Unfortunately, voting can still be challenging and intimidating for some. But it is your right, and I urge you to exercise it. Here are some tips that can make voting a little easier.
- Make sure you’re registered to vote. If you aren’t registered, you have until October 11, 2016, to register to vote.
- Find out where you vote and make sure your polling place hasn’t changed.
- Make a plan to vote. Thinking about what time of day you’ll go and how you’ll get there ahead of time makes you much more likely to vote.
- Don’t be late, be there by 8. The polls close at 8:00 p.m., but if you are in line at 8:00 p.m., you will be allowed to vote.
- You can view your ballot now.
- You can bring your kids to the polls. Don’t let a lack of child care prevent you from voting.

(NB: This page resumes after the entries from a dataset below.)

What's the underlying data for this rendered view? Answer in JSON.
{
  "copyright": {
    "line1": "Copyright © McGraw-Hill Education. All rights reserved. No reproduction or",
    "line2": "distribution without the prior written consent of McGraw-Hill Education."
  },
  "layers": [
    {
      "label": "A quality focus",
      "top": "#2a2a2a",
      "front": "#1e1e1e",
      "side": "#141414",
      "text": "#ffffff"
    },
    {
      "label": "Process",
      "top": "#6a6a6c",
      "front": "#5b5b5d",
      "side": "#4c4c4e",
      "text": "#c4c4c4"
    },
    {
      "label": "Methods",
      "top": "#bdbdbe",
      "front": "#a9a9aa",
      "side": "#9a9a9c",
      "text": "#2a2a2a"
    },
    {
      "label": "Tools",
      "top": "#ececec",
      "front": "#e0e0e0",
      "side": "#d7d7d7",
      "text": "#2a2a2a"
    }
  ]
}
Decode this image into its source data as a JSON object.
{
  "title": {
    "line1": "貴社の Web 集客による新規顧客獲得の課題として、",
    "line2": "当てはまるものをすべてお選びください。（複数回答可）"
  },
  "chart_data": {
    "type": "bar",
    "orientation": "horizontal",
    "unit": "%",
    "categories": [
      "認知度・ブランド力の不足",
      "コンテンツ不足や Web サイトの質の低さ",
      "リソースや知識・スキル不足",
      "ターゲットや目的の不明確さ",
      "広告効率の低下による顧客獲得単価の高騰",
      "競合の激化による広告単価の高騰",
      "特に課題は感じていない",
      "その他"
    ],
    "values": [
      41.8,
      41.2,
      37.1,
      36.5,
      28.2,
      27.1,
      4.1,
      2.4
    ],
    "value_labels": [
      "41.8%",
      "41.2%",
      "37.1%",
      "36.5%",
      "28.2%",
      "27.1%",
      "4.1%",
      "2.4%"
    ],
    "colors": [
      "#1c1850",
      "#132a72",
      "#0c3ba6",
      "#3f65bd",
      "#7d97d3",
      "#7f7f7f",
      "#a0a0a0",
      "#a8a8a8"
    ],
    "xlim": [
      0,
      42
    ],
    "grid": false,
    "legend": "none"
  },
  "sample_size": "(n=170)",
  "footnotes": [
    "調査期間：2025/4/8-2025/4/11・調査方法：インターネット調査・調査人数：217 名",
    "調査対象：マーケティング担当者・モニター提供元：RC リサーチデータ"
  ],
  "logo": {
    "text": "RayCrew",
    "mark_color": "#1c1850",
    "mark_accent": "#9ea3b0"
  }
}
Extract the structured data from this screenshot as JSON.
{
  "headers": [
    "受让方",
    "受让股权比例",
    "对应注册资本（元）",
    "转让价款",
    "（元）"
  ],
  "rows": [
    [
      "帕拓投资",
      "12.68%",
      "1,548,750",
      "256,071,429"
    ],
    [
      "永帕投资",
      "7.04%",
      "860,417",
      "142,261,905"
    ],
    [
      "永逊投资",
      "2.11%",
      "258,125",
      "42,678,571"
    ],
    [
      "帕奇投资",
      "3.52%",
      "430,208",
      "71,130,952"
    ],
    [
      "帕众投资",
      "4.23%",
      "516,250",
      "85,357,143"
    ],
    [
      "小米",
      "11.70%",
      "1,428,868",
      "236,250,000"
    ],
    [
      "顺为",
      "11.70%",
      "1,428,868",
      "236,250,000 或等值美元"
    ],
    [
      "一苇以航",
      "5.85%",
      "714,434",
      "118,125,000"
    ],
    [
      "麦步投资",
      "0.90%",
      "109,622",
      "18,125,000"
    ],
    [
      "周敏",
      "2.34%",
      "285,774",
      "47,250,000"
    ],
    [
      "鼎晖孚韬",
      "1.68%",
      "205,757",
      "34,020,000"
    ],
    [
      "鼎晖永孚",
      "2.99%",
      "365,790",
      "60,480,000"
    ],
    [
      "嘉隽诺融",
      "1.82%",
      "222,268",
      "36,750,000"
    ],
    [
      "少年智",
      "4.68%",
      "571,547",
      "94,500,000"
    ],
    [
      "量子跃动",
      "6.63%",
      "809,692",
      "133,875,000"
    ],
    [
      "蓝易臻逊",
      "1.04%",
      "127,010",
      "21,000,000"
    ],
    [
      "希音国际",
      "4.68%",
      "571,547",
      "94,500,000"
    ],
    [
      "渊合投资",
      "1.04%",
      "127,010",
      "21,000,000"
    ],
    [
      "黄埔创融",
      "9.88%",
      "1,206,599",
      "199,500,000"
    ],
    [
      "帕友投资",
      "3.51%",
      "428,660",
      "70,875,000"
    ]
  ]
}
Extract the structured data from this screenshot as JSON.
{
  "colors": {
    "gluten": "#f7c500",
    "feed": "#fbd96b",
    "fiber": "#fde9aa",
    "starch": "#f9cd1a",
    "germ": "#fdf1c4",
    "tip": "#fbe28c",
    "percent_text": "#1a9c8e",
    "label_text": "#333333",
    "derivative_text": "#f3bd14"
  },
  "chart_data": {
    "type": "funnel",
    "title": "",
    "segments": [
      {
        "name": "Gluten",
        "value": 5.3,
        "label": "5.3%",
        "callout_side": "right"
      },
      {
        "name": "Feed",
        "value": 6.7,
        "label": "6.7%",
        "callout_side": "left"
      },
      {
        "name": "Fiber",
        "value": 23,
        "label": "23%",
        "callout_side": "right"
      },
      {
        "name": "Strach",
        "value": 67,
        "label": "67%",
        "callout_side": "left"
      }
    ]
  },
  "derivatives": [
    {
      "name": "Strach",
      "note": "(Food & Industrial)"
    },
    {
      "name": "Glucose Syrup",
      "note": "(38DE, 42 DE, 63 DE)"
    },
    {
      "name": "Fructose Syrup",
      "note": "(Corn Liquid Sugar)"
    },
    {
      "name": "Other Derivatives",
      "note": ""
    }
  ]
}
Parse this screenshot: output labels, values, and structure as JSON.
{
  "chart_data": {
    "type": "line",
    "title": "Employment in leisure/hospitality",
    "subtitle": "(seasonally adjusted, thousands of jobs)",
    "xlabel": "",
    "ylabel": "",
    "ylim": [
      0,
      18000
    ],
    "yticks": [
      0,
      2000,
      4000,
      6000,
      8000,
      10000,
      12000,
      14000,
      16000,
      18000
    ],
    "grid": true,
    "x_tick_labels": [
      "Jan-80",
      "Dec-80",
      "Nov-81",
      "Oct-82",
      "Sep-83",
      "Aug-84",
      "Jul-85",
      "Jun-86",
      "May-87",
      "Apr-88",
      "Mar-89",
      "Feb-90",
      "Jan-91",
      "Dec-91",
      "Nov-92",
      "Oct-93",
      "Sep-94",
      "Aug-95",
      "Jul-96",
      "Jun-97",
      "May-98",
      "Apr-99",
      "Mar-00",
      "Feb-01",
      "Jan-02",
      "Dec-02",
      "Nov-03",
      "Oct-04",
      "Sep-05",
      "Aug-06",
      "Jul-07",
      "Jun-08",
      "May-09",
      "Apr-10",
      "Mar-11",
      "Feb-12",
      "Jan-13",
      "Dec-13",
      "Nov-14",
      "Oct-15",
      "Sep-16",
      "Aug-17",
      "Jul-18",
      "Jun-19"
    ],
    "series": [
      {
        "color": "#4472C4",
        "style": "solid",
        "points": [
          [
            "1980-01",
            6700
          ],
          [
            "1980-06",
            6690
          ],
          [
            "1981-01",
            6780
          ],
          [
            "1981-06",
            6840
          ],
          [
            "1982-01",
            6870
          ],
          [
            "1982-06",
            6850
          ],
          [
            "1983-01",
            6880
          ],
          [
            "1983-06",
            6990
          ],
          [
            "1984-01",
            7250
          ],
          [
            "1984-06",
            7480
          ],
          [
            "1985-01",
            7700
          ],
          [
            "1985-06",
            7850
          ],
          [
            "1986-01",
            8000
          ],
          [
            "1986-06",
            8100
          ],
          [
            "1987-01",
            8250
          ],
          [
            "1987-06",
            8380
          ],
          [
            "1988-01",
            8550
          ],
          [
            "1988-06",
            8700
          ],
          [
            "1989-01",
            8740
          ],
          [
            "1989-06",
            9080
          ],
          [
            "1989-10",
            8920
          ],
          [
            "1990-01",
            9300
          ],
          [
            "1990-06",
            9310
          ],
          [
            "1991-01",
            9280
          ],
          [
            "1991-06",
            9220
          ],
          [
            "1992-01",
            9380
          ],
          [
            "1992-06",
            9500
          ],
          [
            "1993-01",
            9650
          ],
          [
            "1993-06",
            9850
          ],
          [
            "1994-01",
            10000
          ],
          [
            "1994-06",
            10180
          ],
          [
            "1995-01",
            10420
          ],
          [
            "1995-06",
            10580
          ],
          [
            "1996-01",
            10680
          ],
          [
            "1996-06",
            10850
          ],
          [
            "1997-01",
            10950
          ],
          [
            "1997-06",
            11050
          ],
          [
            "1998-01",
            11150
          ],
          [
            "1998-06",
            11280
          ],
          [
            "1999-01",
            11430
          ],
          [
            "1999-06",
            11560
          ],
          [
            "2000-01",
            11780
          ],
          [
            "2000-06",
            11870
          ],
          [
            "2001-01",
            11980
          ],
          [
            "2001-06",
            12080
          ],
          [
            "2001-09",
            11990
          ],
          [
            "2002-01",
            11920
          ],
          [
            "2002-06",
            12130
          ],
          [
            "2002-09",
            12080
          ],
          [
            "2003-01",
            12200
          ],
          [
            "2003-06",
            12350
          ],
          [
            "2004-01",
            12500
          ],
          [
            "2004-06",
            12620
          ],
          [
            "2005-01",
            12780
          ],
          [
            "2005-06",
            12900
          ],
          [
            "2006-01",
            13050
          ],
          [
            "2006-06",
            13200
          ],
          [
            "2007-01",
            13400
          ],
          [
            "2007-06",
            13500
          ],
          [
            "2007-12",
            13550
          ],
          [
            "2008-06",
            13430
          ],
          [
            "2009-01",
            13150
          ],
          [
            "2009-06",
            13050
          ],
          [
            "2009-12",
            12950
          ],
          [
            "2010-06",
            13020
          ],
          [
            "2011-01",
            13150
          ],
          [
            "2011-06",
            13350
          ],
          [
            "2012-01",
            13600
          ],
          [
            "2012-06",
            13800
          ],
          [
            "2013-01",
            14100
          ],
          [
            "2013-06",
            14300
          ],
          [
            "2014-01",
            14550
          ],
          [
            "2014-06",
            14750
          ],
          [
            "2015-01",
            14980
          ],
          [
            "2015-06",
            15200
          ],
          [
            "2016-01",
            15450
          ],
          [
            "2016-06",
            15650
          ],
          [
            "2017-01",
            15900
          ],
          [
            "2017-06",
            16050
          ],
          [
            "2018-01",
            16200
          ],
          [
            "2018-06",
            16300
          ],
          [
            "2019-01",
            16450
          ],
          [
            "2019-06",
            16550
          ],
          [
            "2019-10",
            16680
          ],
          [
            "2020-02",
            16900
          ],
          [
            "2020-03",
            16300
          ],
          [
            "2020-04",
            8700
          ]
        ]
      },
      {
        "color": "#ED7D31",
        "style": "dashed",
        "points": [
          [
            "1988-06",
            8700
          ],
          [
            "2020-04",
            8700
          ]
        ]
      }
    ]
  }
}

- Although still a little complicated, college students can choose where they vote—back home or at school.
- Bring photo ID…but you still have the right to vote without one. If you forget to bring a photo ID to the polls or do not have one, you are still allowed to vote by asking to sign an affidavit of identity.
- You may be eligible to vote absentee. If you will be out of town on Election Day or will not be able to make it to the polls because of illness, disability, or religious beliefs, you can vote absentee. You can also vote by absentee for any reason if you are age 60 years old or older.
- Individuals with a criminal record can still vote, including convicted felons who have served their time or those who are on probation or parole.
This election is extremely important. We are voting for our next president, our federal, state and local elected officials, and for southeast Michigan residents like myself, we’ll be voting on a new regional transit proposal to connect Macomb, Oakland, Washtenaw and Wayne counties (the League is urging a “yes” vote).
In addition to using these tips to prepare for Election Day, I also encourage you to use the League’s candidate questions to engage with your candidates and inform your vote this last month. Democracy is the bedrock of our country and voting is a right that women and people of color fought hard for. Do not take voting for granted or let anyone convince you that your vote doesn’t matter, because I assure you it does.